Volunteer Zofia Fok, born on 16 February 1905 in Winniki near Lwów, Roman Catholic, married, [illegible].

2. Date and circumstances of arrest:

My last place of residence in Poland: Nowogródek, which is where my husband was arrested. Five days after my husband’s arrest I left with my mother and children for Lwów. In order to get some information about my husband, I returned to Nowogródek on one of the first days of April. On my way back, in Nowojelnia, where I was spending the night at my friends’ place, I was arrested and deported to Russia.

3. Name of the camp, prison, forced labor site:

I was taken to Kazakhstan, the Aktobe Oblast, Voroshilov kolkhoz. After two months of working in the kolkhoz, I went to a village called Donskoy. Except for the brief break (I took a trip to the city with my friend’s son who required medical attention), I stayed there until my departure south.

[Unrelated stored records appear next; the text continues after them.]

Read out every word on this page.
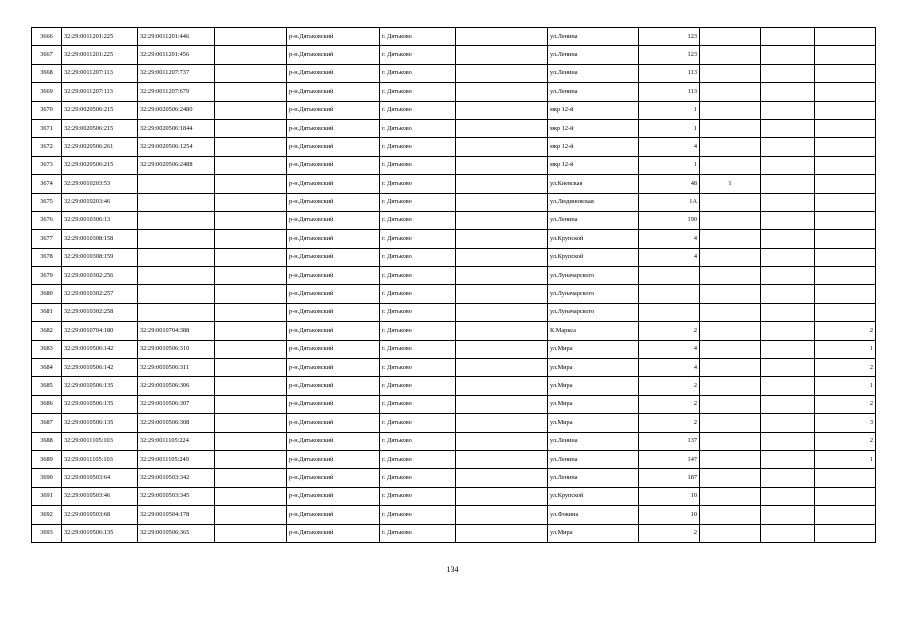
3666	32:29:0011201:225	32:29:0011201:446		р-н.Дятьковский	г. Дятьково		ул.Ленина	123			
3667	32:29:0011201:225	32:29:0011201:456		р-н.Дятьковский	г. Дятьково		ул.Ленина	123			
3668	32:29:0011207:113	32:29:0011207:737		р-н.Дятьковский	г. Дятьково		ул.Ленина	113			
3669	32:29:0011207:113	32:29:0011207:679		р-н.Дятьковский	г. Дятьково		ул.Ленина	113			
3670	32:29:0020506:215	32:29:0020506:2480		р-н.Дятьковский	г. Дятьково		мкр 12-й	1			
3671	32:29:0020506:215	32:29:0020506:1844		р-н.Дятьковский	г. Дятьково		мкр 12-й	1			
3672	32:29:0020506:261	32:29:0020506:1254		р-н.Дятьковский	г. Дятьково		мкр 12-й	4			
3673	32:29:0020506:215	32:29:0020506:2488		р-н.Дятьковский	г. Дятьково		мкр 12-й	1			
3674	32:29:0010203:53			р-н.Дятьковский	г. Дятьково		ул.Киевская	48	1		
3675	32:29:0010203:46			р-н.Дятьковский	г. Дятьково		ул.Людиновская	1А			
3676	32:29:0010306:13			р-н.Дятьковский	г. Дятьково		ул.Ленина	190			
3677	32:29:0010308:158			р-н.Дятьковский	г. Дятьково		ул.Крупской	4			
3678	32:29:0010308:159			р-н.Дятьковский	г. Дятьково		ул.Крупской	4			
3679	32:29:0010302:256			р-н.Дятьковский	г. Дятьково		ул.Луначарского				
3680	32:29:0010302:257			р-н.Дятьковский	г. Дятьково		ул.Луначарского				
3681	32:29:0010302:258			р-н.Дятьковский	г. Дятьково		ул.Луначарского				
3682	32:29:0010704:180	32:29:0010704:388		р-н.Дятьковский	г. Дятьково		К.Маркса	2			2
3683	32:29:0010506:142	32:29:0010506:310		р-н.Дятьковский	г. Дятьково		ул.Мира	4			1
3684	32:29:0010506:142	32:29:0010506:311		р-н.Дятьковский	г. Дятьково		ул.Мира	4			2
3685	32:29:0010506:135	32:29:0010506:306		р-н.Дятьковский	г. Дятьково		ул.Мира	2			1
3686	32:29:0010506:135	32:29:0010506:307		р-н.Дятьковский	г. Дятьково		ул.Мира	2			2
3687	32:29:0010506:135	32:29:0010506:308		р-н.Дятьковский	г. Дятьково		ул.Мира	2			3
3688	32:29:0011105:103	32:29:0011105:224		р-н.Дятьковский	г. Дятьково		ул.Ленина	137			2
3689	32:29:0011105:103	32:29:0011105:249		р-н.Дятьковский	г. Дятьково		ул.Ленина	147			1
3690	32:29:0010503:64	32:29:0010503:342		р-н.Дятьковский	г. Дятьково		ул.Ленина	187			
3691	32:29:0010503:46	32:29:0010503:345		р-н.Дятьковский	г. Дятьково		ул.Крупской	10			
3692	32:29:0010503:68	32:29:0010504:178		р-н.Дятьковский	г. Дятьково		ул.Фокина	10			
3693	32:29:0010506:135	32:29:0010506:365		р-н.Дятьковский	г. Дятьково		ул.Мира	2			
134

4. Description of the camp, prison:

Living conditions in the village were poor. We lived in huts. One hut often served as home to several families, as was the case with us. There were three grown-up people and four small children living in one small room. When one of us fell ill, all the others were exposed, and those who were sick had no peace and quiet.

5. Composition of the prisoners-of-war, prisoners, exiles; life in the camp, prison:

The exiles were of different nationalities: Poles, Belarussians, Jews. People differed in terms of their intellectual level, but these differences didn’t affect their mutual relations. Those who were uneducated sought help and advice from the intelligentsia. Not one day passed without someone coming from a nearby kolkhoz to get medical advice (there was a doctor among us) or to bring us some news. We maintained regular contact, cheering each other up.

In the kolkhoz we performed various types of agricultural work, dug clay, made heating fuel from animal dung and so forth. It was different in the village, where we worked as caretakers, housekeepers and seamstresses. The work was hard and our pay was very low. As regards our diet, we suffered from the lack of fat, sugar, fruit and vegetables. We wore whatever clothes we had until they were worn out.

7. The NKVD’s attitude towards Poles:

The NKVD was hostile to us. Mistaken in their view of Poland, they tried to convince us of the benefits of the Soviet system.

8. Medical assistance, hospitals, mortality rate:

The mortality rate was high. Some exiles died of hunger, some of cold, and some of sickness. Those who were sick often had to do without a doctor and medicaments. Children suffered most. I heard about a household where two sick children died simply because of poor nourishment and the lack of medicaments.

9. What, if any, was your contact with the home country and your family?

I maintained contact with the home country and my family through letters. Long-awaited and full of substance, we received them once or twice a month.

10. When were you released and how did you manage to join the army?

At the end of May 1942, I left Donskoy and traveled to Jalal-Abad and then, in July of that year, to Iran where, in Pahlevi, I joined the Polish army which was being raised there at the time.